Lebenskünstler

Liberal Arts – Uselessness and Leisure against mere Work

Posted in Uncategorized by dilettanteventures on 10/19/2012

Whither the Liberal Arts College? Or, Why Bloom’s Critique Doesn’t Matter – Jeffrey Polet

American higher education lacks the sense, MacIntyre argues, of a common enterprise. Rather it is dominated by an opportunism wherein universities seek to enrich themselves and fight the prestige battle, and students are motivated by careerism. The hallmarks of these places are professionalization and specialization, and in the process they lose sight of the one (truly liberal) question that would help make an education coherent: the question of what it is to be a human being. To ask this question would raise issues of the limits of scientific knowing, of the nature and quality of a moral life, of understanding the depths of self-deception, inquiring into the social dimensions of human activity, and so forth, and in a systematic rather than haphazard way. (There may be individual faculty who raise such questions, but such questioning is not woven into the curriculum.)

We are not inclined to pursue such an approach to education. Most colleges and universities have been thoroughly corrupted in the sense that as they become more specialized and professionalized in their internal functioning, they encourage the development of a faculty who are invested in not raising the larger questions about the purpose of education, and a student- body who will increasingly mimic this professionalization and specialization in pursuit of a well- paying job. When embedded in a culture that sees upward mobility and deracination as primary goods, the labor market begins to unify the shaping of student preferences. In that sense, once the servile arts are introduced into the liberal arts context, they quickly overwhelm it and reduce the liberal arts into a mere “value added” good.

What we won’t do is provide them with answers to the question of what it means to be a human being that takes seriously issues of contemplation or leisure. Newman argued that a liberal arts education is one wherein modes of action have their ends in themselves: they are not primarily directed to extrinsic purposes such as satisfying a requirement or getting a good job…

…frees us from mere idleness or mere labor, and places us, Pieper claims, into positions of worship and festive hope. In that sense, knowing born of leisure cannot be directed by anything other than its goal, and can serve no purpose other than itself – else it would be servile rather than liberal. To subsume liberal education to the needs of the state or the economy (which is much the same thing) is to destroy liberal education, for then it becomes merely a means rather than an end. A liberal education by the nature of the thing limits the power of the state and its coordinating administrative impulses.

Not understanding leisure, neither can we understand work. And not understanding work, neither can we understand how to fill student’s hours, or our own, in any meaningful way. We vitiate the classroom of its noble purposes and we create an indulgent but not coherent education.

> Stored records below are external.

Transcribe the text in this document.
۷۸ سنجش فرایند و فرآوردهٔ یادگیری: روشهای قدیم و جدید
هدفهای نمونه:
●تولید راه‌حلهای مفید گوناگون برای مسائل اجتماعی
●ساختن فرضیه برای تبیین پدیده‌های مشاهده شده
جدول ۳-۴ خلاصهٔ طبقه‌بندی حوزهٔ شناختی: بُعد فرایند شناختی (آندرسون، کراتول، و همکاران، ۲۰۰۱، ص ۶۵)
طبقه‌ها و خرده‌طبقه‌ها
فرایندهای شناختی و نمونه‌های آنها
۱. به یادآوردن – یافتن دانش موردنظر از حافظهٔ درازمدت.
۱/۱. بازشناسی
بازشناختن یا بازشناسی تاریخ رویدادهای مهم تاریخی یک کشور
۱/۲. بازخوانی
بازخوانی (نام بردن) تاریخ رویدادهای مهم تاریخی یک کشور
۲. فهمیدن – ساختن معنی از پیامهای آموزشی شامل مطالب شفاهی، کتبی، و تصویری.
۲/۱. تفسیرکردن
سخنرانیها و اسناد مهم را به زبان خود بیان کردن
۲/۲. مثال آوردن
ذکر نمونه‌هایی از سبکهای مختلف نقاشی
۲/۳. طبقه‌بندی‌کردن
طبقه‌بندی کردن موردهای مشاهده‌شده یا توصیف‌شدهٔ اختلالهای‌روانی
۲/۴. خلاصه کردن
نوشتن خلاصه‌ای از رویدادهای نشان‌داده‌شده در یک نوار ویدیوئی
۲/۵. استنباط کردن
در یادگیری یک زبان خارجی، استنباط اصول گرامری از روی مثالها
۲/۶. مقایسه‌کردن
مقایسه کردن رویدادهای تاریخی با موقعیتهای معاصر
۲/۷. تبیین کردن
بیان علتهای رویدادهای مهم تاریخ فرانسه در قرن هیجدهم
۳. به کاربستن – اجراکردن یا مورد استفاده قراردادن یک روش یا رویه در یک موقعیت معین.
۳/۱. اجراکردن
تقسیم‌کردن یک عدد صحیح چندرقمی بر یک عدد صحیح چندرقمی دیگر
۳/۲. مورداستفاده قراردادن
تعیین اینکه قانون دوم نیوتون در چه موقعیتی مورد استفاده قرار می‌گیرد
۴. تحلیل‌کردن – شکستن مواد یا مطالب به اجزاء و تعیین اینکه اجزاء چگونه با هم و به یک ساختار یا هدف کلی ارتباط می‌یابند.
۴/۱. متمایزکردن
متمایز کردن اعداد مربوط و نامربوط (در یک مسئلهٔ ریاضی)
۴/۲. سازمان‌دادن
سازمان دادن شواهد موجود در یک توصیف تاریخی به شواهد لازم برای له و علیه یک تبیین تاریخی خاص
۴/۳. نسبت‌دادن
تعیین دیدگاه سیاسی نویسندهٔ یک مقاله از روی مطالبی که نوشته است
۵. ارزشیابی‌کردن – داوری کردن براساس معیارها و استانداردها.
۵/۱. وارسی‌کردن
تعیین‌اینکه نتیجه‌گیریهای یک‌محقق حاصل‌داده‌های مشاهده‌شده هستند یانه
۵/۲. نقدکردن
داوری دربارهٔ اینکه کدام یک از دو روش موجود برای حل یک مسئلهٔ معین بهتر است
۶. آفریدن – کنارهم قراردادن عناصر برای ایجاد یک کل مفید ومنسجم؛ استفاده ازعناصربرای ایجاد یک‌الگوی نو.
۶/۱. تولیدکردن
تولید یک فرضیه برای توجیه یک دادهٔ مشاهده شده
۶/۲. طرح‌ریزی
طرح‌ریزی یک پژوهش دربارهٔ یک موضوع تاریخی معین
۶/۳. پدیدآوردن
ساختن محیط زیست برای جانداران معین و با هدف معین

Any sensible conservative critique of the university must, I think, take seriously the problems concerning what technology wills for itself; how the impulse to universalization and abstraction destroys that which is particular and near; and how questions about who we are and what we are destined for are occluded. It must see the interrelatedness of these problems. It should see college life not as primarily directed toward the formation of skills and habits that prepare one for engagement in the modern economy, but as an interval in life where students are encouraged to the most useful of activities by pursuing useless ones.

It is now more imperative than ever that liberal arts colleges rethink who they are and what they are doing. In an age of centralized state authority, crony capitalism, and military expansion, the call goes out once again for social institutions dedicated to alternate modes of community. Surely this is what MacIntyre was getting at when he noted that resistance to the Roman imperium coalesced when individuals “ceased to identify the continuation of civility and moral community with that imperium,” but rather began to form new communities where the moral life in its wholeness could be sustained amidst the coming barbarism. For that reason, the liberal arts college that serves the American imperium least serves it best. And that is what Bloom didn’t understand.